Developed @ ISTI CNR - HPC Lab (Pisa)
Full paper here
TSXor, a simple yet effective encoder/decoder for time series that achieves high compression ratios and fast decompression speed. TSXor exploits the redundancy/similarity between close-in-time values through a window that acts as a cache.
TSXor compares each vn value with its preceding W ≤ 127 values, logically corresponding to the values seen in the time range [tn−W , tn−1]. The goal is to compress vn relative to this “window” containing the previous W values. We distinguish between 3 cases, namely Reference, XOR, and Exception.
If vn is equal to a value in the window, just output its position p in the window. Since the window contains at most 127 values, 1 byte suffices to write the position with the most significant bit always equal to 0.
If the window does not contain vn, then we search for the value u in the window such that x = vn ⨁ u has the largest number of leading (LZ) and trailing (TZ) zeros bytes. Let p be the position of u in the window. We first write p + 128 using 1 byte. In this case the most significant bit will always be 1 because of sum, which allows us to distinguish this case from the Reference case.
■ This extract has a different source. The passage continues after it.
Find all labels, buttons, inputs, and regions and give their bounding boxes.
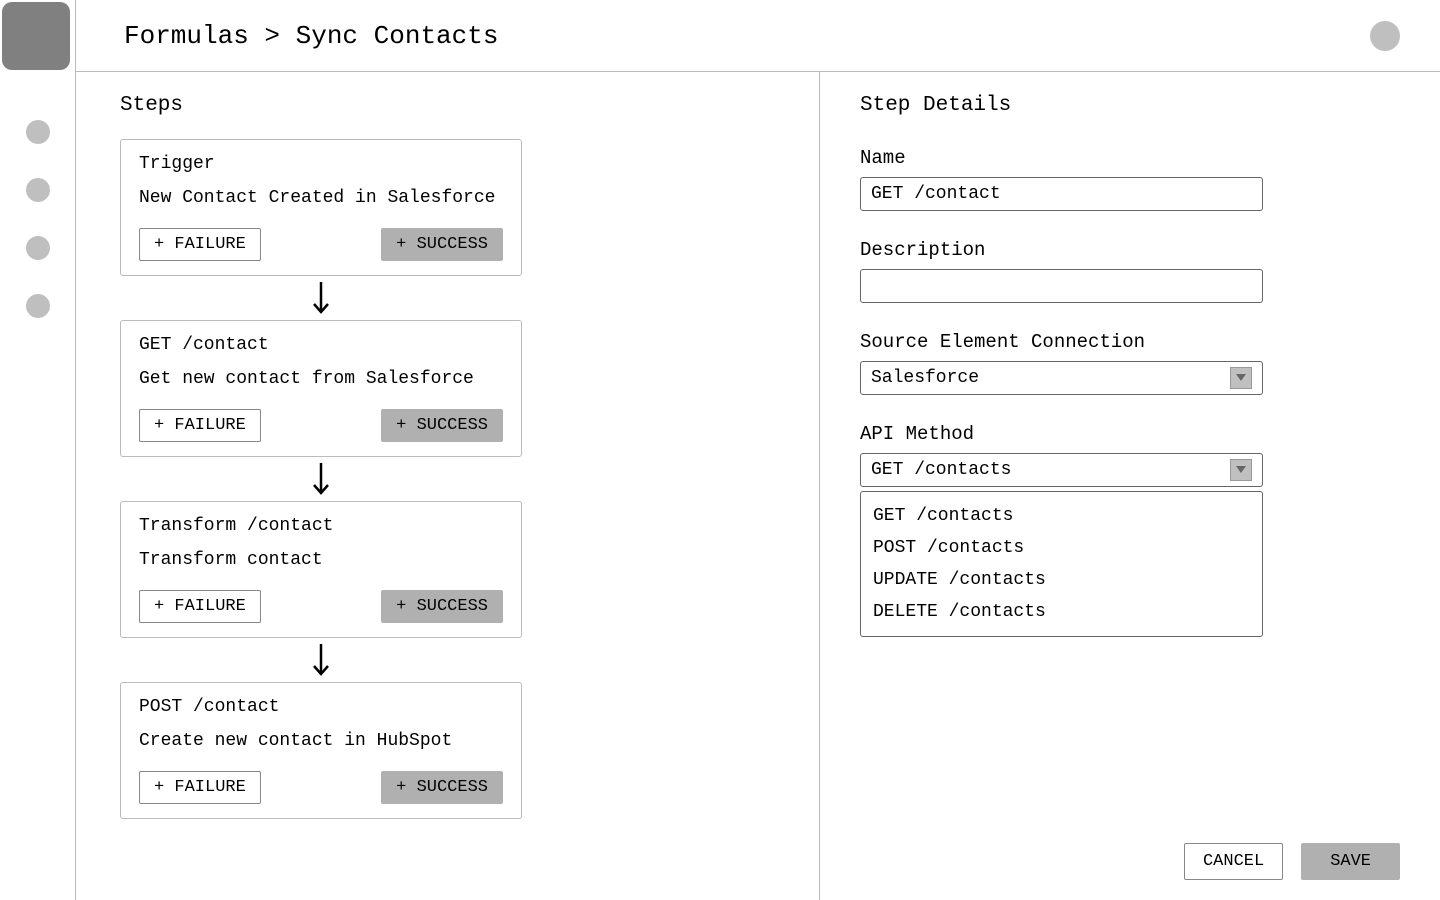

If LZ +TZ ≥ 2, we output a byte where 4 bits are dedicated to TZ and the other 4 bits to the length (in bytes) of the segment of x between the leading and trailing zero bytes. We then write such middle bytes.
We output an exception code, i.e., the value 255 using 1 byte, followed by the plain double-precision representation of vn using 8 bytes.
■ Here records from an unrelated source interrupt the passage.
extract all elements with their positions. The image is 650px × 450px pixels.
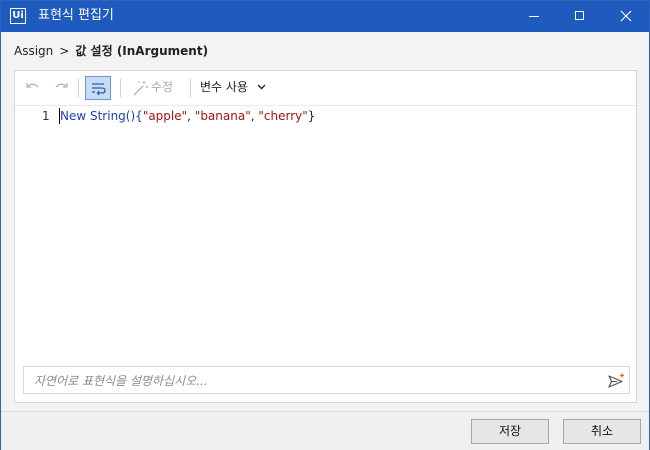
maximize-icon bbox=[575, 11, 584, 20]
redo-icon bbox=[55, 83, 68, 88]
cancel-button[interactable]: 취소 bbox=[563, 419, 641, 444]
breadcrumb: Assign > 값 설정 (InArgument) bbox=[14, 43, 208, 59]
minimize-button[interactable] bbox=[511, 1, 557, 32]
toolbar-divider bbox=[78, 79, 79, 97]
word-wrap-icon bbox=[92, 83, 106, 96]
fix-button[interactable]: 수정 bbox=[128, 76, 186, 100]
magic-wand-icon bbox=[133, 81, 148, 96]
code-string: "banana" bbox=[194, 109, 251, 123]
minimize-icon bbox=[529, 16, 539, 17]
dialog-footer: 저장 취소 bbox=[1, 411, 649, 450]
toolbar-divider bbox=[190, 79, 191, 97]
code-keyword: New String(){ bbox=[60, 109, 143, 123]
word-wrap-button[interactable] bbox=[85, 76, 111, 100]
expression-editor: 수정 변수 사용 1 New String(){"apple", "banana… bbox=[14, 70, 637, 403]
natural-language-input[interactable] bbox=[32, 371, 596, 391]
code-punctuation: } bbox=[307, 109, 316, 123]
close-icon bbox=[620, 10, 632, 22]
code-editor[interactable]: 1 New String(){"apple", "banana", "cherr… bbox=[15, 106, 636, 366]
chevron-down-icon bbox=[257, 84, 266, 90]
line-number: 1 bbox=[42, 109, 50, 123]
send-icon bbox=[608, 373, 624, 388]
code-line[interactable]: New String(){"apple", "banana", "cherry"… bbox=[60, 108, 315, 124]
toolbar-divider bbox=[120, 79, 121, 97]
code-string: "apple" bbox=[142, 109, 188, 123]
title-bar[interactable]: Ui 표현식 편집기 bbox=[1, 1, 649, 32]
code-string: "cherry" bbox=[258, 109, 308, 123]
undo-icon bbox=[26, 83, 39, 88]
undo-button[interactable] bbox=[22, 76, 44, 100]
breadcrumb-parent[interactable]: Assign bbox=[14, 44, 53, 58]
breadcrumb-separator: > bbox=[59, 44, 70, 58]
close-button[interactable] bbox=[603, 1, 649, 32]
breadcrumb-current: 값 설정 (InArgument) bbox=[75, 44, 209, 58]
use-variables-label: 변수 사용 bbox=[200, 80, 248, 94]
redo-button[interactable] bbox=[50, 76, 72, 100]
uipath-logo-icon: Ui bbox=[10, 8, 26, 24]
send-button[interactable] bbox=[607, 372, 625, 390]
expression-editor-window: Ui 표현식 편집기 Assign > 값 설정 (InArgument) 수정 bbox=[0, 0, 650, 450]
save-button[interactable]: 저장 bbox=[471, 419, 549, 444]
code-punctuation: , bbox=[187, 109, 195, 123]
editor-toolbar: 수정 변수 사용 bbox=[15, 71, 636, 106]
maximize-button[interactable] bbox=[557, 1, 603, 32]
natural-language-box bbox=[23, 366, 630, 394]
fix-label: 수정 bbox=[151, 80, 174, 94]
use-variables-dropdown[interactable]: 변수 사용 bbox=[197, 76, 271, 100]
window-title: 표현식 편집기 bbox=[38, 8, 114, 23]
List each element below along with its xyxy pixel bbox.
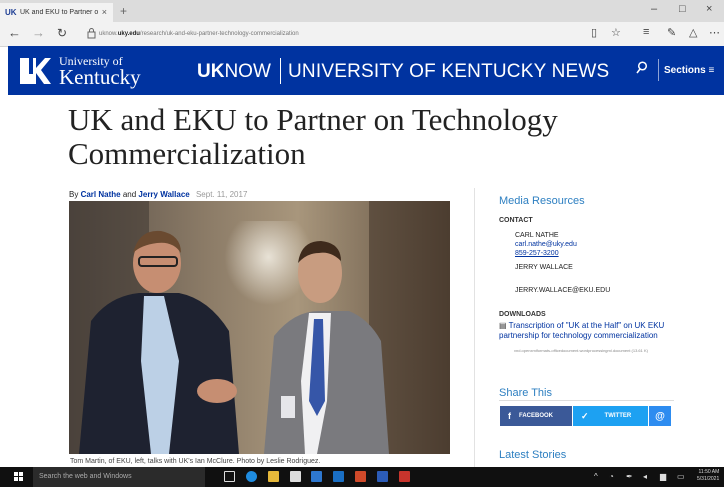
uknow-logo[interactable]: UKNOW <box>197 61 271 83</box>
contact1-name: CARL NATHE <box>515 232 559 239</box>
word-icon[interactable] <box>333 471 344 482</box>
mail-icon[interactable] <box>311 471 322 482</box>
author-link-2[interactable]: Jerry Wallace <box>138 190 189 199</box>
downloads-heading: DOWNLOADS <box>499 311 546 318</box>
keyboard-icon[interactable]: ▭ <box>677 472 685 482</box>
volume-icon[interactable]: ◂ <box>643 472 647 482</box>
email-share-button[interactable]: @ <box>649 406 671 426</box>
share-divider <box>499 400 674 401</box>
media-resources-title: Media Resources <box>499 195 585 207</box>
close-window-button[interactable]: × <box>706 3 712 15</box>
maximize-button[interactable]: □ <box>679 3 686 15</box>
facebook-share-button[interactable]: f FACEBOOK <box>500 406 572 426</box>
network-icon[interactable]: ◔ <box>609 472 614 482</box>
forward-arrow-icon[interactable]: → <box>32 26 45 40</box>
browser-nav-bar: ← → ↻ uknow.uky.edu/research/uk-and-eku-… <box>0 22 724 47</box>
contact-heading: CONTACT <box>499 217 533 224</box>
article-date: Sept. 11, 2017 <box>195 190 248 199</box>
site-header: University of Kentucky UKNOW UNIVERSITY … <box>8 46 724 95</box>
uknow-bold: UK <box>197 61 225 82</box>
share-title: Share This <box>499 387 552 399</box>
tab-close-button[interactable]: × <box>102 7 107 17</box>
clock-date: 5/31/2021 <box>697 476 720 482</box>
address-bar[interactable]: uknow.uky.edu/research/uk-and-eku-partne… <box>99 27 569 41</box>
twitter-share-button[interactable]: ✓ TWITTER <box>573 406 648 426</box>
uknow-rest: NOW <box>224 61 271 82</box>
favorite-star-icon[interactable]: ☆ <box>611 26 621 39</box>
contact2-email[interactable]: JERRY.WALLACE@EKU.EDU <box>515 286 610 295</box>
browser-tab-strip: UK UK and EKU to Partner o × + – □ × <box>0 0 724 22</box>
url-domain: uky.edu <box>117 31 140 37</box>
uk-favicon-icon: UK <box>5 8 17 17</box>
taskbar-search-box[interactable]: Search the web and Windows <box>33 467 205 487</box>
article-headline: UK and EKU to Partner on Technology Comm… <box>68 102 558 171</box>
windows-taskbar: Search the web and Windows ^ ◔ ✒ ◂ ▆ ▭ 1… <box>0 467 724 487</box>
share-icon[interactable]: △ <box>689 26 697 39</box>
url-path: /research/uk-and-eku-partner-technology-… <box>139 31 299 37</box>
contact2-name: JERRY WALLACE <box>515 264 573 271</box>
document-icon: ▤ <box>499 321 507 330</box>
author-link-1[interactable]: Carl Nathe <box>81 190 121 199</box>
header-divider-2 <box>658 59 659 81</box>
download-meta: vnd.openxmlformats-officedocument.wordpr… <box>514 348 648 353</box>
task-view-icon[interactable] <box>224 471 235 482</box>
contact1-email-link[interactable]: carl.nathe@uky.edu <box>515 240 577 249</box>
start-button[interactable] <box>14 472 24 482</box>
byline-and: and <box>122 190 137 199</box>
tray-chevron-icon[interactable]: ^ <box>594 472 598 482</box>
file-explorer-icon[interactable] <box>268 471 279 482</box>
uk-logo-icon[interactable] <box>18 56 52 86</box>
latest-stories-title: Latest Stories <box>499 449 567 461</box>
byline-by: By <box>69 190 79 199</box>
web-note-icon[interactable]: ✎ <box>667 26 676 39</box>
hub-icon[interactable]: ≡ <box>643 26 649 38</box>
download-link[interactable]: ▤ Transcription of "UK at the Half" on U… <box>499 321 679 341</box>
tab-title: UK and EKU to Partner o <box>20 9 99 16</box>
download-title: Transcription of "UK at the Half" on UK … <box>499 321 665 340</box>
site-title[interactable]: UNIVERSITY OF KENTUCKY NEWS <box>288 61 609 83</box>
email-icon: @ <box>655 410 665 422</box>
store-icon[interactable] <box>290 471 301 482</box>
facebook-label: FACEBOOK <box>519 413 554 419</box>
byline: By Carl Nathe and Jerry Wallace Sept. 11… <box>69 190 247 199</box>
new-tab-button[interactable]: + <box>120 4 127 18</box>
minimize-button[interactable]: – <box>651 3 657 15</box>
edge-icon[interactable] <box>246 471 257 482</box>
browser-tab[interactable]: UK UK and EKU to Partner o × <box>0 3 113 22</box>
outlook-icon[interactable] <box>377 471 388 482</box>
powerpoint-icon[interactable] <box>355 471 366 482</box>
logo-line-2: Kentucky <box>59 65 141 89</box>
twitter-label: TWITTER <box>604 413 632 419</box>
reading-view-icon[interactable]: ▯ <box>591 26 597 39</box>
sidebar-divider <box>474 188 475 468</box>
photo-caption: Tom Martin, of EKU, left, talks with UK'… <box>70 458 321 465</box>
facebook-icon: f <box>508 411 511 421</box>
more-icon[interactable]: ⋯ <box>709 26 720 39</box>
contact1-phone-link[interactable]: 859-257-3200 <box>515 249 559 258</box>
clock-time: 11:50 AM <box>698 469 720 475</box>
back-arrow-icon[interactable]: ← <box>8 26 21 40</box>
notifications-icon[interactable]: ▆ <box>660 472 666 482</box>
article-photo <box>69 201 450 454</box>
pen-icon[interactable]: ✒ <box>626 472 633 482</box>
lock-icon <box>87 28 96 39</box>
refresh-icon[interactable]: ↻ <box>57 26 67 40</box>
url-prefix: uknow. <box>99 31 118 37</box>
search-icon[interactable] <box>636 61 648 74</box>
taskbar-clock[interactable]: 11:50 AM 5/31/2021 <box>697 469 719 483</box>
acrobat-icon[interactable] <box>399 471 410 482</box>
sections-menu-button[interactable]: Sections ≡ <box>664 65 714 76</box>
header-divider <box>280 58 281 84</box>
twitter-icon: ✓ <box>581 410 589 421</box>
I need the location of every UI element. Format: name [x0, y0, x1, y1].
The code has been tested both on Linux and MacOS.
No dependencies are needed.
Just clone this repo and execute:
make all
The algorithm can process any .csv
file containing numbers only.
You need first to convert the .csv
into a .bin
file using the csv_to_bin
utility as follows:
cd util
./csv_to_bin.o path/to/MY_DATASET.csv
Please note: the first column will be interpreted as the timestamp, the rest will be interpreted as values.
To run a compression test of a .bin
file, execute the following commands:
cd test
./compression.o path/to/MY_DATASET.bin
This will produce a file called compressed_data.tsx
To decompress the file compressed_data.tsx
, run the command:
./decompression.o
The following tables show the comparison between TSXor with respect to Gorilla by Facebook and FPC by Burtscher and Ratanaworabhan. The experiments were run on an Ubuntu 18.04 machine with Intel i7-7700 CPU @ 3.60GHz.
FPC | Gorilla | TSXor | |
---|---|---|---|
AMPds2 | 339,28 | 703,72 | 66,59 |
Bar Crawl | 423,71 | 466,49 | 28,74 |
Max-Planck | 313,40 | 870,58 | 51,74 |
Kinect | 166,28 | 696,10 | 17,14 |
Oxford-Man | 170,27 | 630,33 | 15,43 |
PAMAP | 181,59 | 521,41 | 45,05 |
UCI Gas Sensor Array | 286,94 | 654,32 | 21,93 |
FPC | Gorilla | TSXor | |
---|---|---|---|
AMPds2 | 411,29 | 666,52 | 1173,65 |
Bar Crawl | 436,12 | 447,42 | 709,68 |
Max-Planck | 355,30 | 858,68 | 1057,00 |
Kinect | 287,18 | 635,74 | 665,47 |
Oxford-Man | 221,80 | 573,67 | 604,54 |
PAMAP | 223,86 | 487,41 | 949,28 |
UCI Gas Sensor Array | 454,91 | 578,41 | 642,40 |
FPC | Gorilla | TSXor | |
---|---|---|---|
AMPds2 | 1,10x | 2,03x | 6,39x |
Bar Crawl | 1,20x | 1,44x | 2,36x |
Max-Planck | 1,06x | 2,97x | 4,84x |
Kinect | 1,09x | 1,41x | 1,37x |
Oxford-Man | 1,06x | 1,28x | 1,30x |
PAMAP | 1,01x | 1,38x | 4,85x |
UCI Gas Sensor Array | 1,19x | 1,23x | 3,50x |
This is a beta version. Use it at your own risk.